Young Brains, Beware
There is an old Jewish proverb that says when the father helps the son, both smile, but when the son must help the father, both cry. How well this captures the brutality of Alzheimer's disease, a slow degeneration of the mind that's bringing many of the greatest generation to its knees and mirrors to their progeny just how difficult it might be if life breaks that way for them, too. The general belief is that such a fate would be inevitable, that there is nothing to be done to ward off a chapter in life best forgotten. Not so.

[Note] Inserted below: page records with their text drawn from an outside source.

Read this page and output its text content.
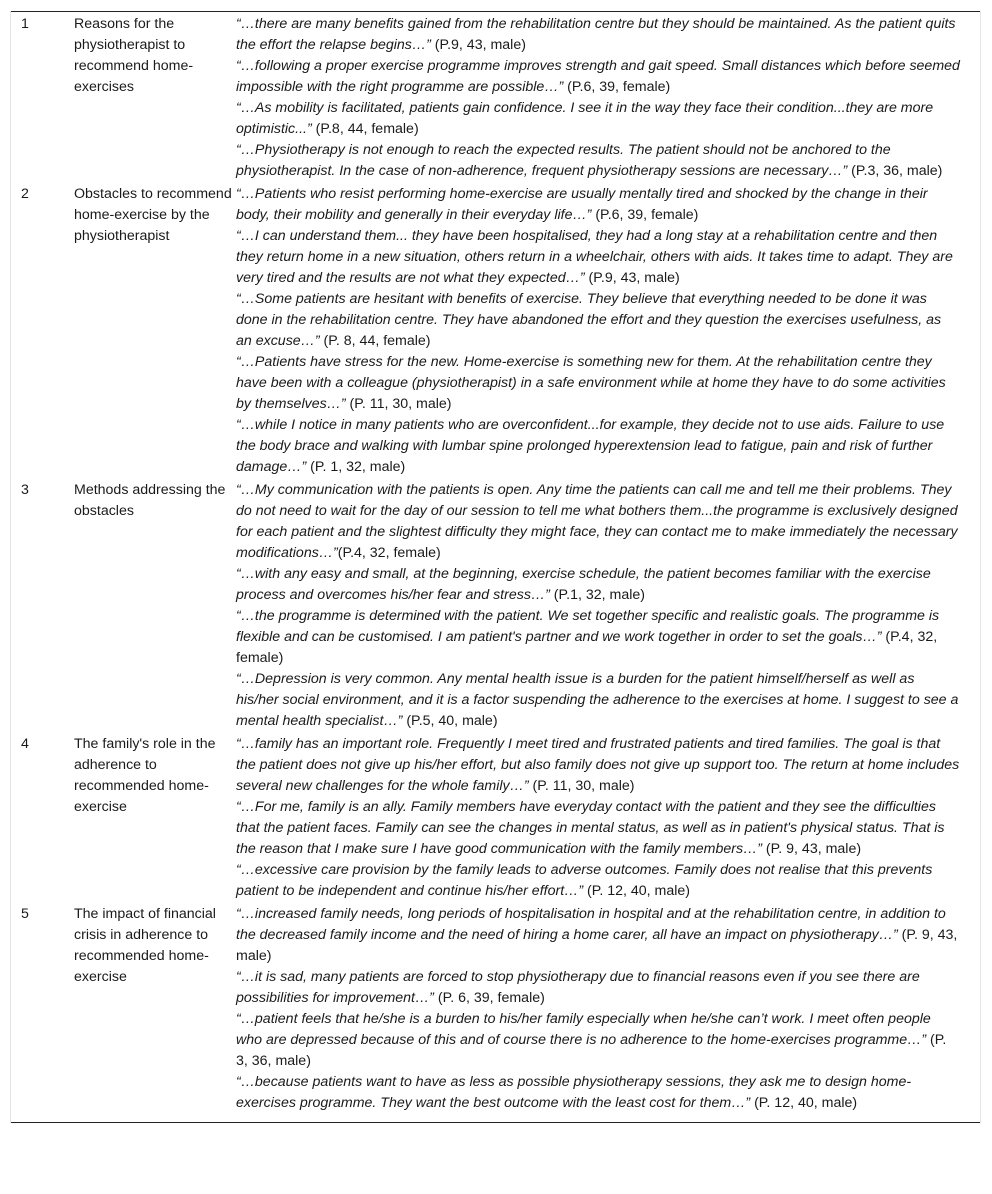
1	Reasons for the physiotherapist to recommend home-exercises	“…there are many benefits gained from the rehabilitation centre but they should be maintained. As the patient quits the effort the relapse begins…” (P.9, 43, male)
“…following a proper exercise programme improves strength and gait speed. Small distances which before seemed impossible with the right programme are possible…” (P.6, 39, female)
“…As mobility is facilitated, patients gain confidence. I see it in the way they face their condition...they are more optimistic...” (P.8, 44, female)
“…Physiotherapy is not enough to reach the expected results. The patient should not be anchored to the physiotherapist. In the case of non-adherence, frequent physiotherapy sessions are necessary…” (P.3, 36, male)

2	Obstacles to recommend home-exercise by the physiotherapist	“…Patients who resist performing home-exercise are usually mentally tired and shocked by the change in their body, their mobility and generally in their everyday life…” (P.6, 39, female)
“…I can understand them... they have been hospitalised, they had a long stay at a rehabilitation centre and then they return home in a new situation, others return in a wheelchair, others with aids. It takes time to adapt. They are very tired and the results are not what they expected…” (P.9, 43, male)
“…Some patients are hesitant with benefits of exercise. They believe that everything needed to be done it was done in the rehabilitation centre. They have abandoned the effort and they question the exercises usefulness, as an excuse…” (P. 8, 44, female)
“…Patients have stress for the new. Home-exercise is something new for them. At the rehabilitation centre they have been with a colleague (physiotherapist) in a safe environment while at home they have to do some activities by themselves…” (P. 11, 30, male)
“…while I notice in many patients who are overconfident...for example, they decide not to use aids. Failure to use the body brace and walking with lumbar spine prolonged hyperextension lead to fatigue, pain and risk of further damage…” (P. 1, 32, male)

3	Methods addressing the obstacles	“…My communication with the patients is open. Any time the patients can call me and tell me their problems. They do not need to wait for the day of our session to tell me what bothers them...the programme is exclusively designed for each patient and the slightest difficulty they might face, they can contact me to make immediately the necessary modifications…”(P.4, 32, female)
“…with any easy and small, at the beginning, exercise schedule, the patient becomes familiar with the exercise process and overcomes his/her fear and stress…” (P.1, 32, male)
“…the programme is determined with the patient. We set together specific and realistic goals. The programme is flexible and can be customised. I am patient's partner and we work together in order to set the goals…” (P.4, 32, female)
“…Depression is very common. Any mental health issue is a burden for the patient himself/herself as well as his/her social environment, and it is a factor suspending the adherence to the exercises at home. I suggest to see a mental health specialist…” (P.5, 40, male)

4	The family's role in the adherence to recommended home-exercise	“…family has an important role. Frequently I meet tired and frustrated patients and tired families. The goal is that the patient does not give up his/her effort, but also family does not give up support too. The return at home includes several new challenges for the whole family…” (P. 11, 30, male)
“…For me, family is an ally. Family members have everyday contact with the patient and they see the difficulties that the patient faces. Family can see the changes in mental status, as well as in patient's physical status. That is the reason that I make sure I have good communication with the family members…” (P. 9, 43, male)
“…excessive care provision by the family leads to adverse outcomes. Family does not realise that this prevents patient to be independent and continue his/her effort…” (P. 12, 40, male)

5	The impact of financial crisis in adherence to recommended home-exercise	“…increased family needs, long periods of hospitalisation in hospital and at the rehabilitation centre, in addition to the decreased family income and the need of hiring a home carer, all have an impact on physiotherapy…” (P. 9, 43, male)
“…it is sad, many patients are forced to stop physiotherapy due to financial reasons even if you see there are possibilities for improvement…” (P. 6, 39, female)
“…patient feels that he/she is a burden to his/her family especially when he/she can’t work. I meet often people who are depressed because of this and of course there is no adherence to the home-exercises programme…” (P. 3, 36, male)
“…because patients want to have as less as possible physiotherapy sessions, they ask me to design home-exercises programme. They want the best outcome with the least cost for them…” (P. 12, 40, male)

The portrait of Alzheimer's is a sad and lonely one. A fragile elder out of touch with time, place, and people, slowly surrendering will and independence to an exhausted spouse, a "lead" daughter, or a nearby nursing home. But its reach goes beyond that small circle. In searching out the secrets of this most common of degenerative brain diseases, we have discovered that risk factors for Alzheimer's smolder in people years before it displays its handiwork as memory breakdown, personality erosion, and dementia.
Do I mean in the 50-somethings or the 20-somethings? Evidence points to both. That's an unsettling thought, unless we view the long lead time as a way to preserve brain health. Here we must look to the lessons of the heart. Almost 60 years ago, in the midst of a tragic epidemic of heart attacks and sudden death in which seemingly fit middle-aged men were dropping like flies, researchers from Framingham, Mass., started combing their neighborhoods for just what made one person vulnerable and another not. Who would have imagined that personal factors brewing in them for years could have modified their fate? Smoking. High blood pressure. Cholesterol. Diabetes. Obesity. Surprises then; second nature today.
Divine inspiration. Now it's the brain's moment. We already know that many of the 4.5 million people with this disease were not predestined for that dreary fate. The risk factors compiled so far look like a virtual Framingham for the brain--even if we can't prove causality. In short, fending off Alzheimer's calls for a Framingham frame of mind.
Look at brain exercise. Alzheimer's is more apt to strike those who don't continually prod their intellects to learn and expand. Yes, use it or lose it. Brains are dynamic beings--growing nerve cells, establishing complex networks and connections, breaking down unneeded old ones. Exercising the brain builds reserves of neural networks. It's not so surprising that a low education level is a risk factor. In the Nun Study of almost 700 older School Sisters of Notre Dame begun in 1991, researcher David Snowdon and his colleagues were able to reach back in time and review the convent entrance essays of the sisters and discover that those with the lowest verbal skills back then were most apt to develop Alzheimer's. This and other studies have also shown that the telltale signs of Alzheimer's at autopsy--the waxy amyloid plaques that surround nerve cells and cut off their connections, and fibrillar clumps called tau that clog up the insides of neurons--don't always match up with the severity of symptoms. The reserves built up by a life of intellectual development appear to counter even the worst-looking damage to other cells. The message to our children: Study, study, study.